Like I already wrote, I want to split the overlapping ranges into discrete non-overlapping ranges. If two ranges overlap, then one range is completely inside the other.
Again, say they are range A and B, B comes after A, in all cases B is a su-brange of A. And if B and A have different data, they need to be split into discrete ranges, this means the portion of A that is B will be deleted so that the numbers inside range B will only have data from B.
I did write they are number ranges, right? The rule is very simple, each range assigns its attribute to all numbers within the corresponding range, and like Python assignment, later assignment should always overwrite everything assigned before. This means the sub-range always wins and the for each number there will only be one value to it.
Here is a simple example to show what I mean.
Data:
[(0, 10, 'A'), (0, 1, 'B'), (2, 5, 'C'), (3, 4, 'C'), (6, 7, 'C'), (8, 8, 'D')]

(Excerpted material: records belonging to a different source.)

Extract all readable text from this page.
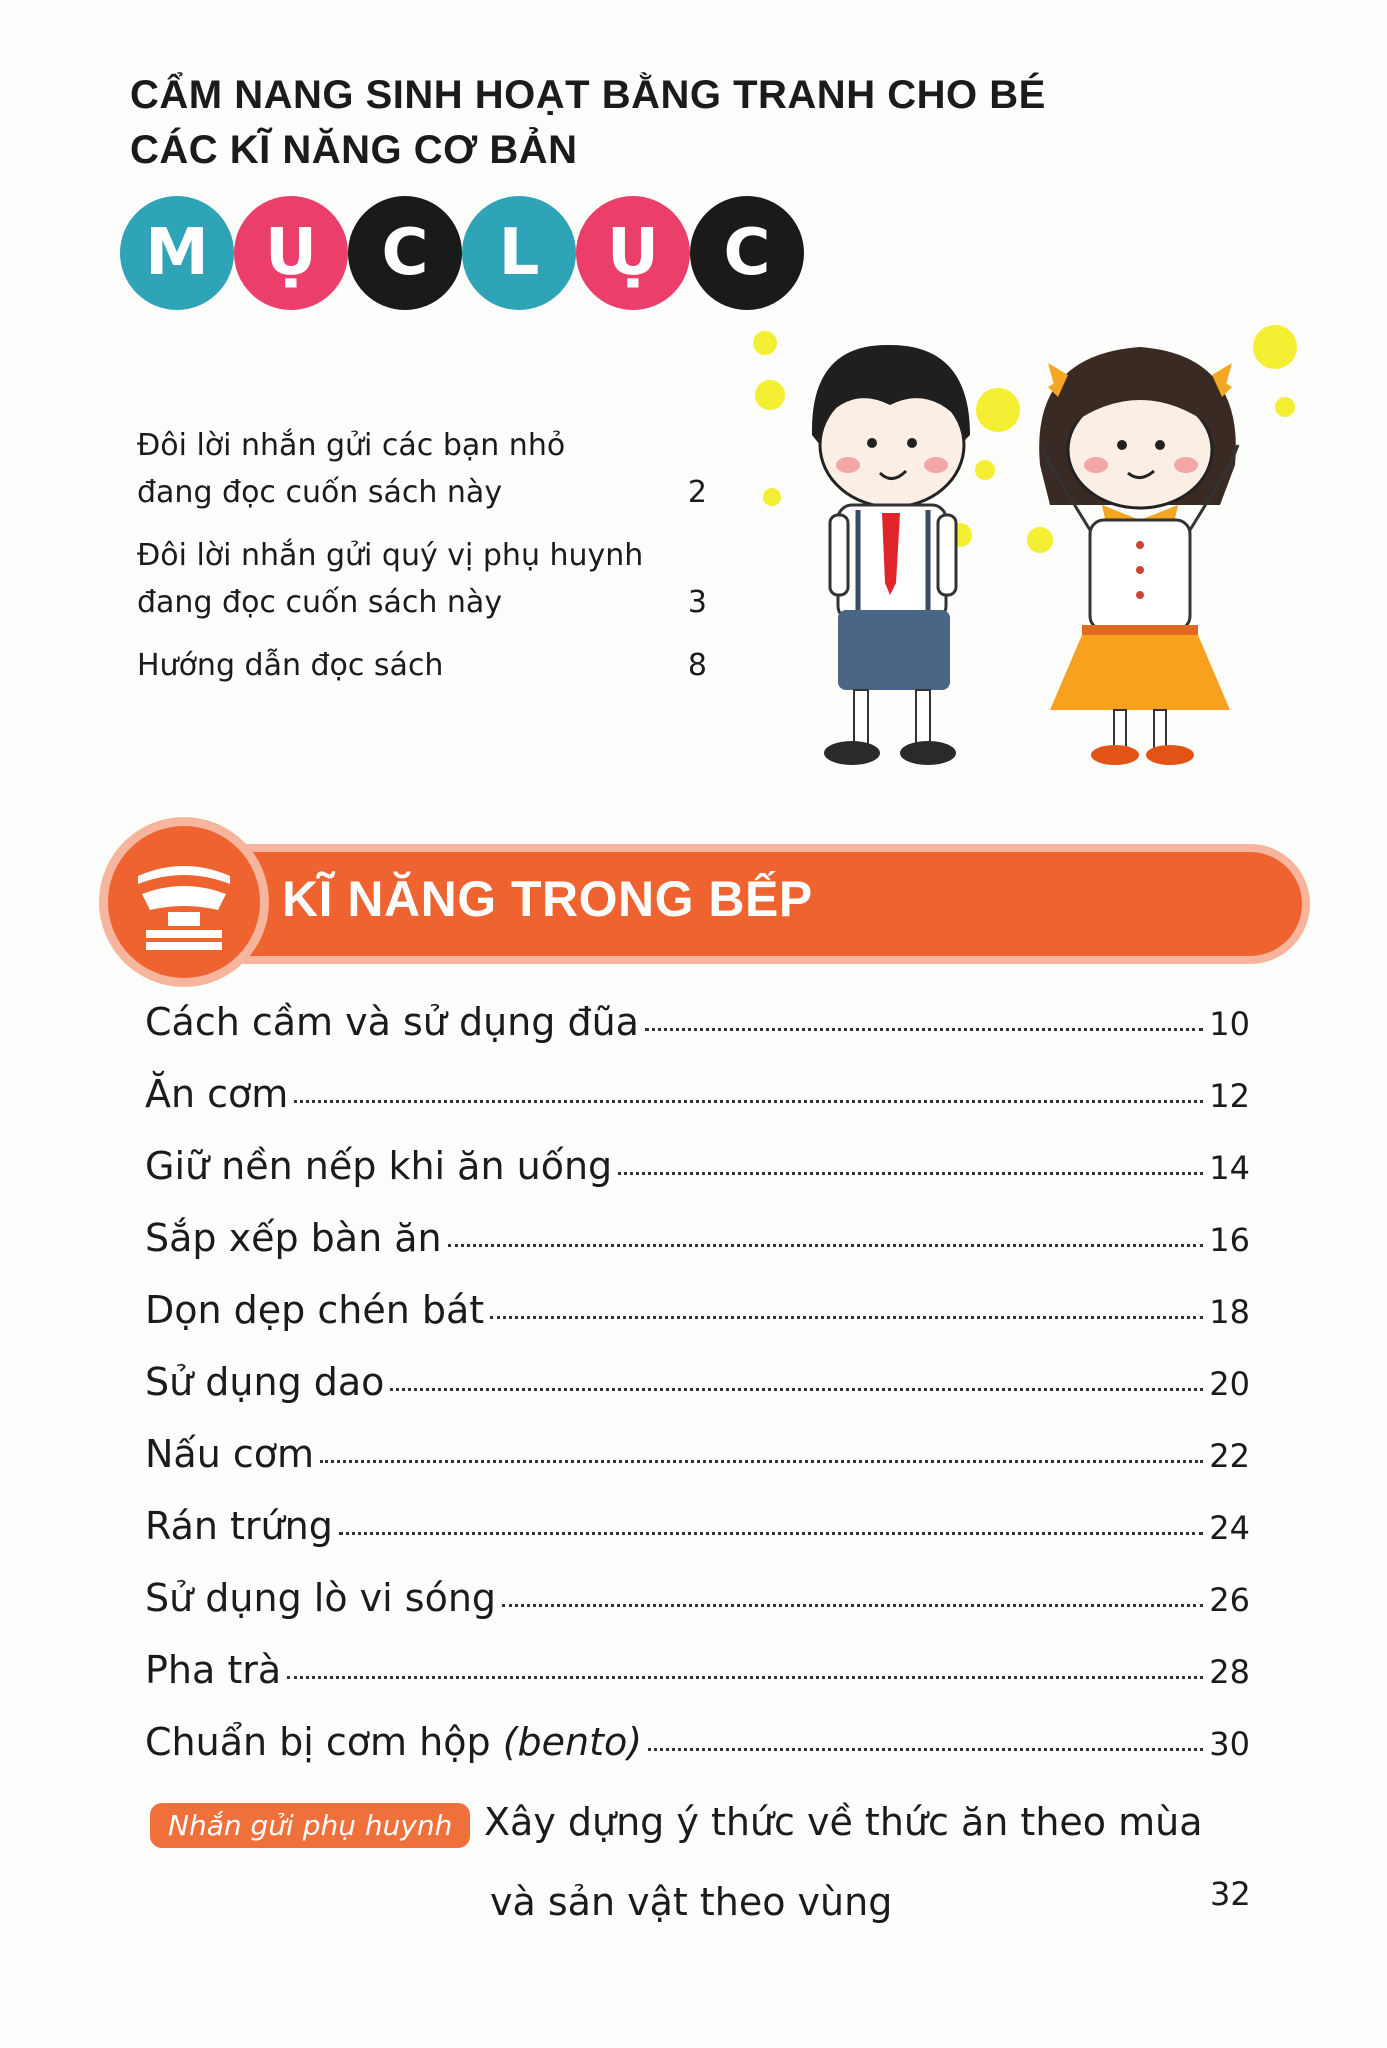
CẨM NANG SINH HOẠT BẰNG TRANH CHO BÉ
CÁC KĨ NĂNG CƠ BẢN
M Ụ C L Ụ C
Đôi lời nhắn gửi các bạn nhỏ
đang đọc cuốn sách này	2
Đôi lời nhắn gửi quý vị phụ huynh
đang đọc cuốn sách này	3
Hướng dẫn đọc sách	8
KĨ NĂNG TRONG BẾP
Cách cầm và sử dụng đũa	10
Ăn cơm	12
Giữ nền nếp khi ăn uống	14
Sắp xếp bàn ăn	16
Dọn dẹp chén bát	18
Sử dụng dao	20
Nấu cơm	22
Rán trứng	24
Sử dụng lò vi sóng	26
Pha trà	28
Chuẩn bị cơm hộp (bento)	30
Nhắn gửi phụ huynh Xây dựng ý thức về thức ăn theo mùa
và sản vật theo vùng	32
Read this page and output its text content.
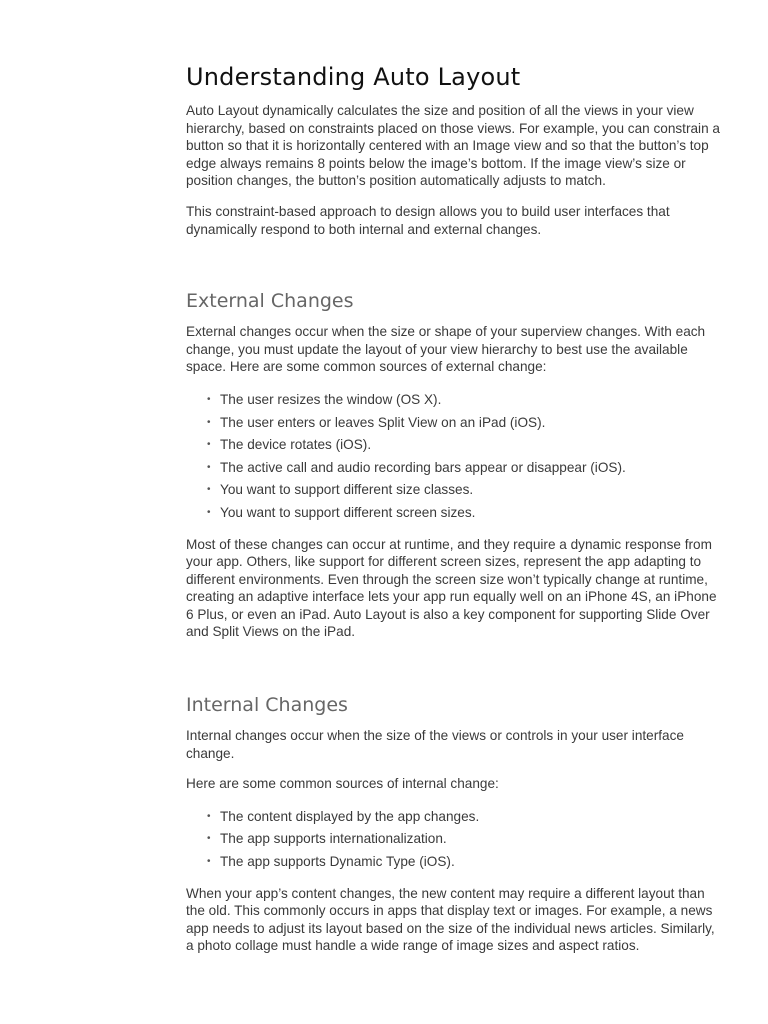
Understanding Auto Layout

Auto Layout dynamically calculates the size and position of all the views in your view hierarchy, based on constraints placed on those views. For example, you can constrain a button so that it is horizontally centered with an Image view and so that the button’s top edge always remains 8 points below the image’s bottom. If the image view’s size or position changes, the button’s position automatically adjusts to match.

This constraint-based approach to design allows you to build user interfaces that dynamically respond to both internal and external changes.

External Changes

External changes occur when the size or shape of your superview changes. With each change, you must update the layout of your view hierarchy to best use the available space. Here are some common sources of external change:

• The user resizes the window (OS X).
• The user enters or leaves Split View on an iPad (iOS).
• The device rotates (iOS).
• The active call and audio recording bars appear or disappear (iOS).
• You want to support different size classes.
• You want to support different screen sizes.

Most of these changes can occur at runtime, and they require a dynamic response from your app. Others, like support for different screen sizes, represent the app adapting to different environments. Even through the screen size won’t typically change at runtime, creating an adaptive interface lets your app run equally well on an iPhone 4S, an iPhone 6 Plus, or even an iPad. Auto Layout is also a key component for supporting Slide Over and Split Views on the iPad.

Internal Changes

Internal changes occur when the size of the views or controls in your user interface change.

Here are some common sources of internal change:

• The content displayed by the app changes.
• The app supports internationalization.
• The app supports Dynamic Type (iOS).

When your app’s content changes, the new content may require a different layout than the old. This commonly occurs in apps that display text or images. For example, a news app needs to adjust its layout based on the size of the individual news articles. Similarly, a photo collage must handle a wide range of image sizes and aspect ratios.
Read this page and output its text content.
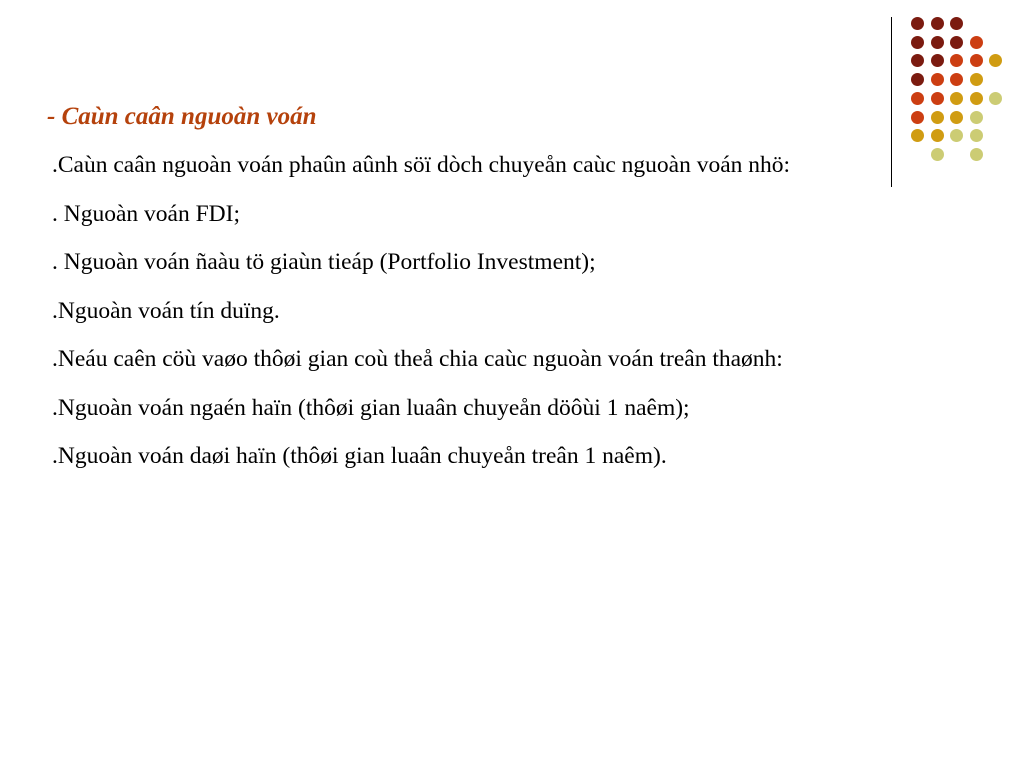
- Caùn caân nguoàn voán
.Caùn caân nguoàn voán phaûn aûnh söï dòch chuyeån caùc nguoàn voán nhö:
. Nguoàn voán FDI;
. Nguoàn voán ñaàu tö giaùn tieáp (Portfolio Investment);
.Nguoàn voán tín duïng.
.Neáu caên cöù vaøo thôøi gian coù theå chia caùc nguoàn voán treân thaønh:
.Nguoàn voán ngaén haïn (thôøi gian luaân chuyeån döôùi 1 naêm);
.Nguoàn voán daøi haïn (thôøi gian luaân chuyeån treân 1 naêm).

What the data actually means:
[
{0: 'A', 1: 'A', 2: 'A', 3: 'A', 4: 'A', 5: 'A', 6: 'A', 7: 'A', 8: 'A', 9: 'A', 10: 'A'},
{0: 'B', 1: 'B'},
{2: 'C', 3: 'C', 4: 'C', 5: 'C'},
{3: 'C', 4: 'C'},
{6: 'C', 7: 'C'},
{8: 'D'}
]
My intended process is equivalent to simply processes them in order and update the dictionary according to the current item one by one.
Processed data:
{0: 'B', 1: 'B', 2: 'C', 3: 'C', 4: 'C', 5: 'C', 6: 'C', 7: 'C', 8: 'D', 9: 'A', 10: 'A'}
Output:
[(0, 1, 'B'), (2, 7, 'C'), (8, 8, 'D'), (9, 10, 'A')]
And I know I can just expand all the ranges and merge them one by one, and that is fool-proof and guaranteed to work, but that is incredibly stupid and terribly inefficient, as you can see the numbers in the data are so big and there are millions of rows I really have no idea how long it will take.
I wrote the completely working first version, the first smart approach I came up with, it was really completely working and included in the question I linked.
But it was still inefficient. This is my second attempt at a smart solution. This does everything in one for loop, in one go, therefore extremely efficient. But it isn't completely working and ugly.
However the output of this algorithm on any subset of the gigantic dataset I have is correct. I always started with the first item though.